MLflow up to 3.10.0 uses a weak cryptographic hash (CWE-327/CWE-328) in its Dataset Digest Computation component (`mlflow/data/digest_utils.py`), the mechanism MLflow relies on to track dataset versions and lineage across ML experiments. While the CVSS score is low (3.6) and exploitation requires local access with high complexity, the security concern for ML teams is that an attacker with a local foothold — or a malicious insider — could craft a poisoned dataset that produces an identical weak digest as the legitimate one, substituting it in the artifact store without triggering any integrity alert in MLflow's tracking system. MLflow is embedded in a large number of enterprise training pipelines, and silent dataset substitution is a reliable first step toward undetected training data poisoning with downstream model integrity consequences.
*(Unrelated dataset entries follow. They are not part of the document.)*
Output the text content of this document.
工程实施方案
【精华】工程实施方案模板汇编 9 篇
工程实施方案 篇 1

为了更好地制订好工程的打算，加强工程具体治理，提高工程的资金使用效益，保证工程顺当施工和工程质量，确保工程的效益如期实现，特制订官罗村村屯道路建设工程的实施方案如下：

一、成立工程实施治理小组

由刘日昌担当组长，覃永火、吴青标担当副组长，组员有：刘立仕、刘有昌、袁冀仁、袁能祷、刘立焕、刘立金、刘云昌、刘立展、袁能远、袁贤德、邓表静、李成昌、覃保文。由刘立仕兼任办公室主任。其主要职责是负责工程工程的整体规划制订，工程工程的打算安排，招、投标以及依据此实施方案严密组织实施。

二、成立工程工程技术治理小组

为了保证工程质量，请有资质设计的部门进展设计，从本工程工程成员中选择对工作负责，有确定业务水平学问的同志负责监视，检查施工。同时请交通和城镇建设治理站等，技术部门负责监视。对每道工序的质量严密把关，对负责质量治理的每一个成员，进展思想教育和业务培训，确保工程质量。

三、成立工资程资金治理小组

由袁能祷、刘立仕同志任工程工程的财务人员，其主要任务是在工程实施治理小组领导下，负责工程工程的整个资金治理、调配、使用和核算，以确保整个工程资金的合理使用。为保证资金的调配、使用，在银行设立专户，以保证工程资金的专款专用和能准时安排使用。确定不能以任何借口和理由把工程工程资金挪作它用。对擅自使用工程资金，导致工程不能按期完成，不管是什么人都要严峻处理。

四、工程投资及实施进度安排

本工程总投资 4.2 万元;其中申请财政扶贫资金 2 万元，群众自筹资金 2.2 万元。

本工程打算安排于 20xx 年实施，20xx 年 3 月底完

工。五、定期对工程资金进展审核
No patch has been released as of CVE publication despite responsible disclosure via PR #22420; monitor the MLflow GitHub repository for a fix and implement compensating controls on dataset integrity verification in the interim.

Is CVE-2026-10803 actively exploited?

No confirmed active exploitation of CVE-2026-10803 has been reported, but organizations should still patch proactively.
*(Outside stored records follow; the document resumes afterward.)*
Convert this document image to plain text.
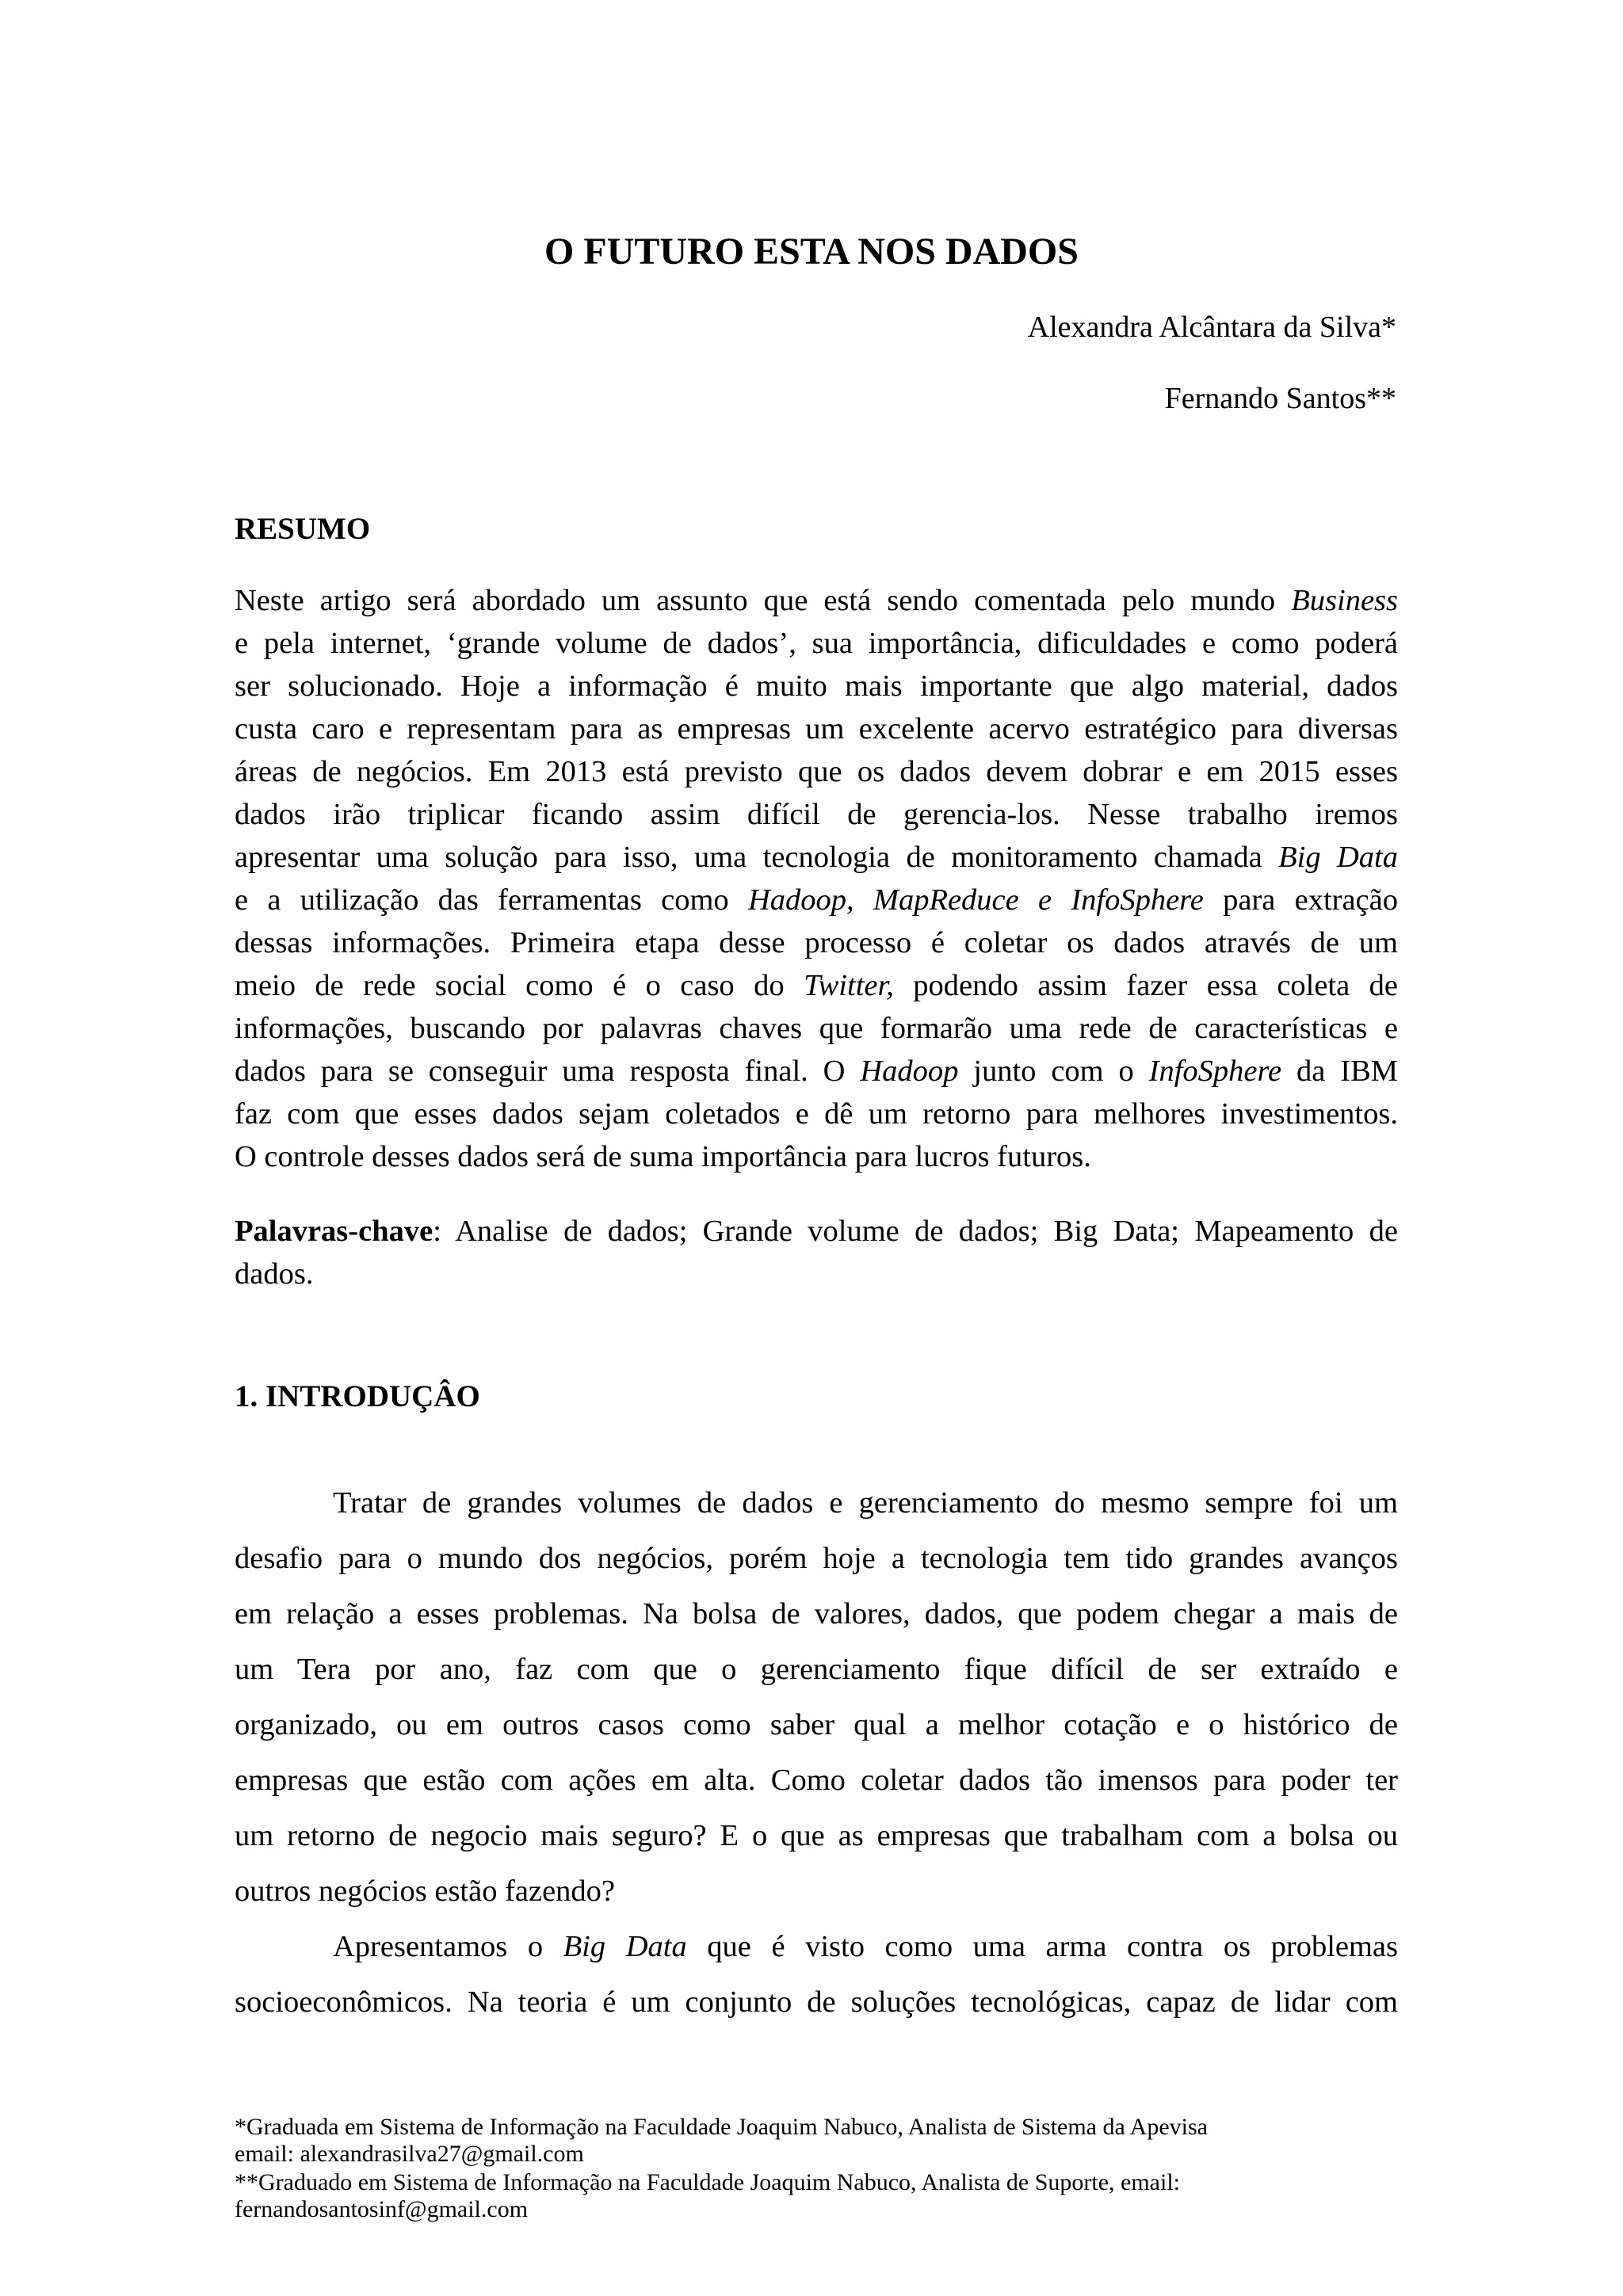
O FUTURO ESTA NOS DADOS
Alexandra Alcântara da Silva*
Fernando Santos**
RESUMO
Neste artigo será abordado um assunto que está sendo comentada pelo mundo Business
e pela internet, ‘grande volume de dados’, sua importância, dificuldades e como poderá
ser solucionado. Hoje a informação é muito mais importante que algo material, dados
custa caro e representam para as empresas um excelente acervo estratégico para diversas
áreas de negócios. Em 2013 está previsto que os dados devem dobrar e em 2015 esses
dados irão triplicar ficando assim difícil de gerencia-los. Nesse trabalho iremos
apresentar uma solução para isso, uma tecnologia de monitoramento chamada Big Data
e a utilização das ferramentas como Hadoop, MapReduce e InfoSphere para extração
dessas informações. Primeira etapa desse processo é coletar os dados através de um
meio de rede social como é o caso do Twitter, podendo assim fazer essa coleta de
informações, buscando por palavras chaves que formarão uma rede de características e
dados para se conseguir uma resposta final. O Hadoop junto com o InfoSphere da IBM
faz com que esses dados sejam coletados e dê um retorno para melhores investimentos.
O controle desses dados será de suma importância para lucros futuros.
Palavras-chave: Analise de dados; Grande volume de dados; Big Data; Mapeamento de
dados.
1. INTRODUÇÂO
Tratar de grandes volumes de dados e gerenciamento do mesmo sempre foi um
desafio para o mundo dos negócios, porém hoje a tecnologia tem tido grandes avanços
em relação a esses problemas. Na bolsa de valores, dados, que podem chegar a mais de
um Tera por ano, faz com que o gerenciamento fique difícil de ser extraído e
organizado, ou em outros casos como saber qual a melhor cotação e o histórico de
empresas que estão com ações em alta. Como coletar dados tão imensos para poder ter
um retorno de negocio mais seguro? E o que as empresas que trabalham com a bolsa ou
outros negócios estão fazendo?
Apresentamos o Big Data que é visto como uma arma contra os problemas
socioeconômicos. Na teoria é um conjunto de soluções tecnológicas, capaz de lidar com
*Graduada em Sistema de Informação na Faculdade Joaquim Nabuco, Analista de Sistema da Apevisa
email: alexandrasilva27@gmail.com
**Graduado em Sistema de Informação na Faculdade Joaquim Nabuco, Analista de Suporte, email:
fernandosantosinf@gmail.com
How to fix CVE-2026-10803?

1. Upgrade MLflow to a version beyond 3.10.0 once a patched release is published — monitor the mlflow/mlflow GitHub repository and security advisories actively given no vendor response yet. 2. Do not rely solely on MLflow dataset digests for data integrity verification; supplement with external strong cryptographic hashing (SHA-256 or SHA-3) of training datasets stored independently of MLflow. 3. Audit existing MLflow experiment logs and compare dataset digests against externally computed strong hashes to detect any historical substitution. 4. Restrict local access to MLflow artifact stores and dataset directories using filesystem ACLs and principle of least privilege to reduce insider threat exposure. 5. If MLflow dataset digests are used as compliance evidence for ISO 42001 or EU AI Act data governance requirements, formally document this known cryptographic weakness and implement compensating controls before the next audit cycle.

What systems are affected by CVE-2026-10803?
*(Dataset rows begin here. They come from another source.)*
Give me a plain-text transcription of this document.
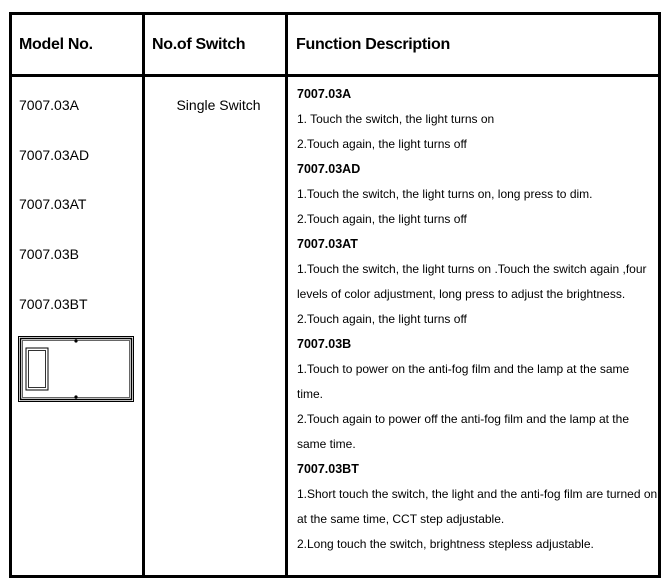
Model No.	No.of Switch	Function Description
7007.03A
7007.03AD
7007.03AT
7007.03B
7007.03BT
Single Switch
7007.03A
1. Touch the switch, the light turns on
2.Touch again, the light turns off
7007.03AD
1.Touch the switch, the light turns on, long press to dim.
2.Touch again, the light turns off
7007.03AT
1.Touch the switch, the light turns on .Touch the switch again ,four
levels of color adjustment, long press to adjust the brightness.
2.Touch again, the light turns off
7007.03B
1.Touch to power on the anti-fog film and the lamp at the same
time.
2.Touch again to power off the anti-fog film and the lamp at the
same time.
7007.03BT
1.Short touch the switch, the light and the anti-fog film are turned on
at the same time, CCT step adjustable.
2.Long touch the switch, brightness stepless adjustable.
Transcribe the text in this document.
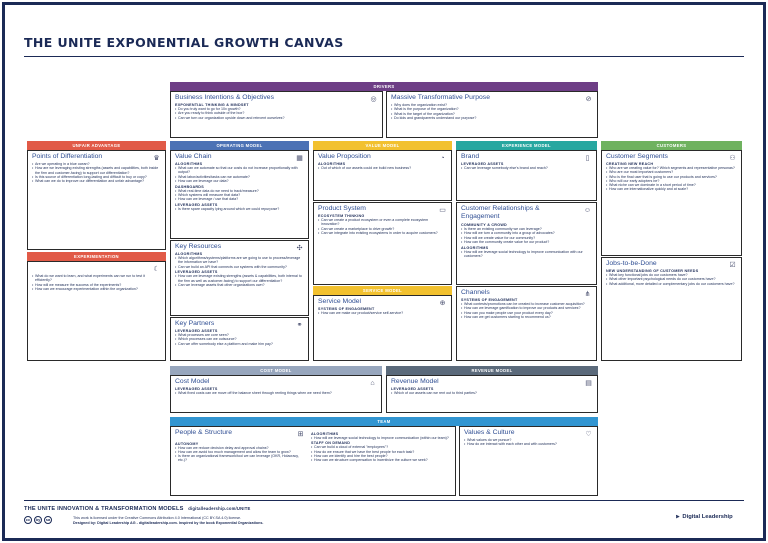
THE UNITE EXPONENTIAL GROWTH CANVAS
DRIVERS
UNFAIR ADVANTAGE	OPERATING MODEL	VALUE MODEL	EXPERIENCE MODEL	CUSTOMERS
EXPERIMENTATION
SERVICE MODEL
COST MODEL	REVENUE MODEL
TEAM
Business Intentions & Objectives	◎
EXPONENTIAL THINKING & MINDSET
• Do you truly want to go for 10x growth?
• Are you ready to think outside of the box?
• Can we turn our organization upside down and reinvent ourselves?
Massive Transformative Purpose	⊘
• Why does the organization exist?
• What is the purpose of the organization?
• What is the target of the organization?
• Do kids and grandparents understand our purpose?
Points of Differentiation	♛
• Are we operating in a blue ocean?
• How are we leveraging existing strengths (assets and capabilities, both inside the firm and customer-facing) to support our differentiation?
• Is this source of differentiation long-lasting and difficult to buy or copy?
• What can we do to improve our differentiation and unfair advantage?
☾
• What do we want to learn, and what experiments can we run to test it efficiently?
• How will we measure the success of the experiments?
• How can we encourage experimentation within the organization?
Value Chain	▦
ALGORITHMS
• What can we automate so that our costs do not increase proportionally with output?
• What labor/activities/tasks can we automate?
• How can we leverage our data?
DASHBOARDS
• What real-time data do we need to track/measure?
• Which systems will measure that data?
• How can we leverage / use that data?
LEVERAGED ASSETS
• Is there spare capacity lying around which we could repurpose?
Key Resources	✣
ALGORITHMS
• Which algorithms/systems/platforms are we going to use to process/leverage the information we have?
• Can we build an API that connects our systems with the community?
LEVERAGED ASSETS
• How can we leverage existing strengths (assets & capabilities, both internal to the firm as well as customer-facing) to support our differentiation?
• Can we leverage assets that other organizations own?
Key Partners	⚭
LEVERAGED ASSETS
• What processes are core seen?
• Which processes can we outsource?
• Can we offer somebody else a platform and make him pay?
Value Proposition	◔
ALGORITHMS
• Out of which of our assets could we build new business?
Product System	▭
ECOSYSTEM THINKING
• Can we create a product ecosystem or even a complete ecosystem innovation?
• Can we create a marketplace to drive growth?
• Can we integrate into existing ecosystems in order to acquire customers?
Service Model	⊕
SYSTEMS OF ENGAGEMENT
• How can we make our product/service self-service?
Brand	▯
LEVERAGED ASSETS
• Can we leverage somebody else's brand and reach?
Customer Relationships & Engagement
☺
COMMUNITY & CROWD
• Is there an existing community we can leverage?
• How will we turn a community into a group of advocates?
• How will we create value for our community?
• How can the community create value for our product?
ALGORITHMS
• How will we leverage social technology to improve communication with our customers?
Channels	⋔
SYSTEMS OF ENGAGEMENT
• What contests/promotions can be created to increase customer acquisition?
• How can we leverage gamification to improve our products and services?
• How can you make people use your product every day?
• How can we get customers starting to recommend us?
Customer Segments	⚇
CREATING NEW REACH
• Who are we creating value for? Which segments and representative personas?
• Who are our most important customers?
• Who is the final user that is going to use our products and services?
• Who will our early adopters be?
• What niche can we dominate in a short period of time?
• How can we internationalize quickly and at scale?
Jobs-to-be-Done	☑
NEW UNDERSTANDING OF CUSTOMER NEEDS
• What key functional jobs do our customers have?
• What other important psychological needs do our customers have?
• What additional, more detailed or complementary jobs do our customers have?
Cost Model	⌂
LEVERAGED ASSETS
• What fixed costs can we move off the balance sheet through renting things when we need them?
Revenue Model	▤
LEVERAGED ASSETS
• Which of our assets can we rent out to third parties?
People & Structure
AUTONOMY
• How can we reduce decision delay and approval chains?
• How can we avoid too much management and allow the team to grow?
• Is there an organizational framework/tool we can leverage (OKR, Holacracy, etc.)?
ALGORITHMS
• How will we leverage social technology to improve communication (within our team)?
STAFF ON DEMAND
• Can we build a cloud of external "employees"?
• How do we ensure that we have the best people for each task?
• How can we identify and hire the best people?
• How can we structure compensation to incentivize the culture we seek?
⊞	Values & Culture	♡
• What values do we pursue?
• How do we interact with each other and with customers?
THE UNITE INNOVATION & TRANSFORMATION MODELS digitalleadership.com/UNITE
cc	by	sa	This work is licensed under the Creative Commons Attribution 4.0 International (CC BY-SA 4.0) license.
Designed by: Digital Leadership AG - digitalleadership.com. Inspired by the book Exponential Organizations.
⫸ Digital Leadership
This vulnerability affects the following AI/ML architecture patterns: training pipelines, MLOps experiment tracking, data versioning and lineage systems, CI/CD model pipelines.

What is the CVSS score for CVE-2026-10803?

CVE-2026-10803 has a CVSS v3.1 base score of 3.6 (LOW).

AI Security Impact

Affected AI Architectures

training pipelinesMLOps experiment trackingdata versioning and lineage systemsCI/CD model pipelines

MITRE ATLAS Techniques

AML.T0010.002 Data

AML.T0020 Poison Training Data

AML.T0059 Erode Dataset Integrity

Compliance Controls Affected

EU AI Act: Article 10

ISO 42001: A.6.1.4

NIST AI RMF: MEASURE 2.5

OWASP LLM Top 10: LLM03

Technical Details

Original Advisory

A flaw has been found in MLflow up to 3.10.0. This issue affects the function mlflow.data.digest_utils of the file mlflow/data/digest_utils.py of the component Dataset Digest Computation. This manipulation causes use of weak hash. It is possible to launch the attack on the local host. The attack is considered to have high complexity. The exploitability is assessed as difficult. The exploit has been published and may be used. The project was informed of the problem early through a pull request but has not reacted yet.

Exploitation Scenario

A malicious insider with low-privilege local access to an MLflow-integrated training environment inspects the digest_utils.py implementation and identifies the weak hash algorithm in use. They pre-compute a hash collision by crafting a poisoned training dataset — for example, one with subtly mislabeled security-relevant samples or an embedded backdoor trigger — that produces the same digest as the legitimate production dataset. They replace the legitimate dataset in the MLflow artifact store. When a scheduled training run executes, MLflow records the run with a dataset digest that matches historical baselines, so lineage checks and any automated integrity gates pass silently. The resulting model incorporates the poisoned data, potentially introducing a backdoor or degrading performance on specific inputs, while the MLflow audit trail shows no anomaly and post-hoc forensics find a valid-looking digest chain.